This list continues to grow and I am sure that more items will be brought over tomorrow!!! HUGE Thanks to everyone!!!!


----------



## Jeff Bringhurst (May 20, 2009)

Just added to the drawing, a pair of roundtrip tickets anywhere JetBlue flies!!!!


----------



## nk1nk (Nov 15, 2011)

Jeff,

How is the drawing going to work? Are you selling tickets? I ask because I have several friends and family members who can't make it but would like to help out and be part of the drawing.


----------



## Jeff Bringhurst (May 20, 2009)

For every $10 donation they will recieve a ticket for the drawing. You do not need to be present to win.


----------



## Sprig Kennels (Jan 13, 2009)

Jeff B. PM sent


----------



## USMARINEhuntinfool (Sep 15, 2007)

Can anyone give directions to this event from Utah County. Never been up there.


----------



## MattA (Nov 30, 2011)

Several of you have asked for directions. You'll get off at the Lagoon exit, go down until you can turn around, and then loop back around and over the freeway to 925 So (Glover's Lane), and then left onto 1325 W into Farmington Bay. We will be just past the main gate as you go in.
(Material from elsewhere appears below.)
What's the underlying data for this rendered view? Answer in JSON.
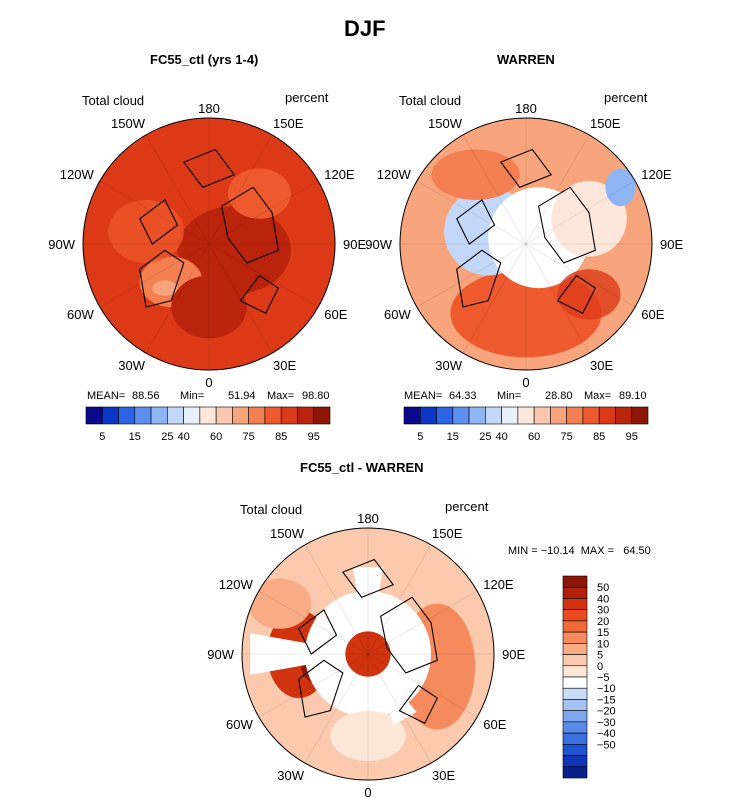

Here is further information:

I-15 North to exit 322 for UT227 (Lagoon Drive) toward Farmington
Keep right at fork, follow signs for UT225
Turn right onto S 200 /I-15 Frontage Rd
Turn Right onto 925 So. Glover's Lane
Turn Left onto 1325 West.

____________________________________________________________________

Here is a URL Mapquest link of the Lagoon exit

http://mapq.st/Q8fGyg

____________________________________________________________________

Take exit 322 for UT-227/?Lagoon Dr toward Farmington. You enter the Farmington Bay Wildlife management area on 1325 West on Glover Lane in Centerville. There is a sign posted on the road to enter on.


----------